Catholic and Protestant/Evangelical

"Our special character and, as we believe, our peculiar contribution to the Universal Church, arises from the fact that owing to historic circumstances, we have been enabled to combine in our one fellowship the traditional Faith and Order of the Catholic Church with that immediacy of approach to God through Christ to which the Evangelical Churches especially bear witness, and freedom of intellectual inquiry, whereby the correlation of the Christian revelation and advancing knowledge is constantly effected."
William Temple (1881-1944), Encyclical, Lambeth 1930

Liberally Catholic and Generously Orthodox

Anglican Christianity seeks to embody a liberal catholicity/generous orthodoxy. It is catholic/orthodox in its commitment to the consensus of the first centuries as expressed in the early councils and the creeds. It is, as Charles Gore wrote, "conspicuously orthodox on the great fundamentals of the Trinity and the Incarnation. [Anglicanism] accepts the ecumenical councils as criteria of heresy." It is liberal/generous in its ability to reexamine how that consensus is applied in concrete historical contexts: ". . . standing ready with the whole treasury of Christian truth unimpaired to meet the demands which a new age makes upon it with its new developments of character and circumstance."
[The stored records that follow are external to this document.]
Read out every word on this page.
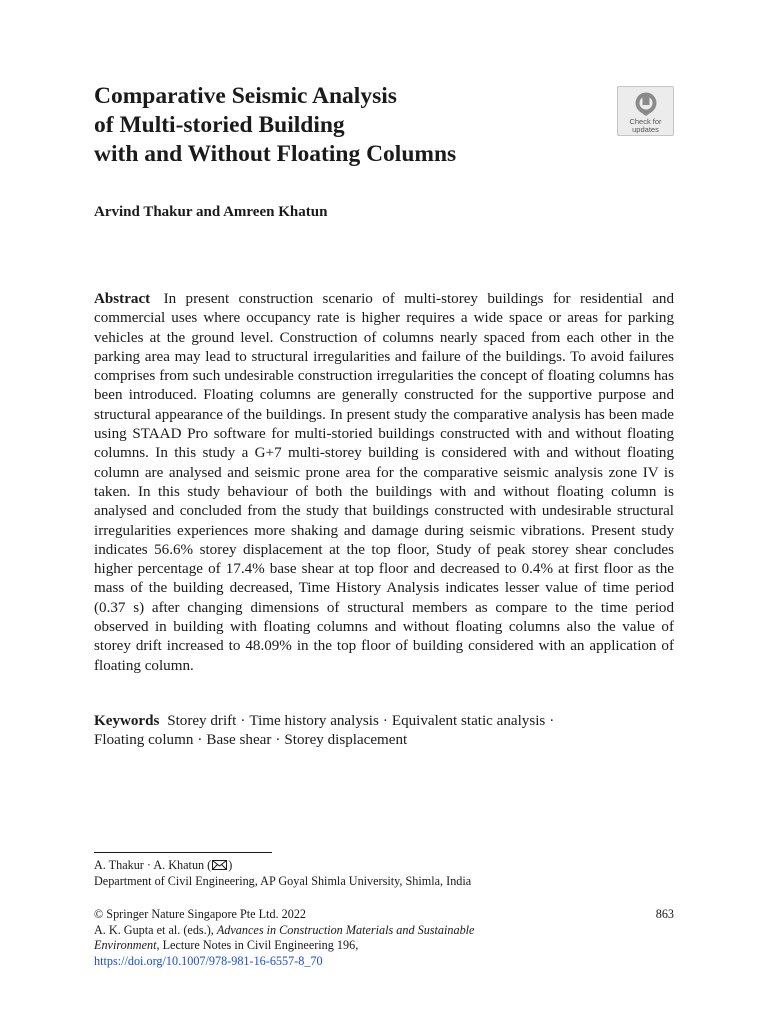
Comparative Seismic Analysis
of Multi-storied Building
with and Without Floating Columns
Check for
updates
Arvind Thakur and Amreen Khatun
Abstract In present construction scenario of multi-storey buildings for residential and commercial uses where occupancy rate is higher requires a wide space or areas for parking vehicles at the ground level. Construction of columns nearly spaced from each other in the parking area may lead to structural irregularities and failure of the buildings. To avoid failures comprises from such undesirable construction irregularities the concept of floating columns has been introduced. Floating columns are generally constructed for the supportive purpose and structural appearance of the buildings. In present study the comparative analysis has been made using STAAD Pro software for multi-storied buildings constructed with and without floating columns. In this study a G+7 multi-storey building is considered with and without floating column are analysed and seismic prone area for the comparative seismic analysis zone IV is taken. In this study behaviour of both the buildings with and without floating column is analysed and concluded from the study that buildings constructed with undesirable structural irregularities experiences more shaking and damage during seismic vibrations. Present study indicates 56.6% storey displacement at the top floor, Study of peak storey shear concludes higher percentage of 17.4% base shear at top floor and decreased to 0.4% at first floor as the mass of the building decreased, Time History Analysis indicates lesser value of time period (0.37 s) after changing dimensions of structural members as compare to the time period observed in building with floating columns and without floating columns also the value of storey drift increased to 48.09% in the top floor of building considered with an application of floating column.
Keywords Storey drift · Time history analysis · Equivalent static analysis ·
Floating column · Base shear · Storey displacement
A. Thakur · A. Khatun ( )
Department of Civil Engineering, AP Goyal Shimla University, Shimla, India
© Springer Nature Singapore Pte Ltd. 2022
A. K. Gupta et al. (eds.), Advances in Construction Materials and Sustainable
Environment, Lecture Notes in Civil Engineering 196,
https://doi.org/10.1007/978-981-16-6557-8_70
863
Anglican Christianity avoids the extremes "represented by a dogmatism that crushes instead of quickening the reason of the individual, making it purely passive and acquiescent, and on the other hand by an unrestrained development of the individual judgment which becomes eccentric and lawless just because it is unrestrained."

Passionate, but Patient

Anglican Christianity is characterized by what Rowan Williams calls a "passionate patience" that is reticent to declare too handily exactly how God is to defined or to presume too easily to know what God desires in all instances. Continuing with Williams, "There is in the Anglican identity a strong element of awareness of the tragic, of the dark night and the frustration of theory and order by the strangeness of God's work." [ . . . ] "The result is a mixture of poetry, reticence, humility before mystery, local loyalties and painful self-scrutinies."


  1. Greetings! My main problem with Anglicanism is the limitation of the tradition to the first five centuries. It seems to be arbitrary. There were heresies after and before, as well councils, great theologians and so on. What changed? How the Church from the 7th century is different from the one in the 4th century, that it lost its authority to authoratively shape the Christian creed. Or perhaps I misunderstand the notion of tradition somehow... Could you please recommend some writings on this question?

  2. Thank you for commenting, MK. You raise some good questions. I don't know that Anglicans necessarily "limit" tradition to the first five centuries. But, it is safe to say they have historically given those early centuries a certain priority. It is also true that representatives like Charles Grafton, Charles Gore, and C. S. Lewis were suspicious of what they considered to be later theological innovations such as papal infallibility, the Immaculate Conception, etc.

    It is also clear though that Anglicans have embraced and been influenced by later tradition. Richard Hooker and others were influenced by Thomas Aquinas, for example.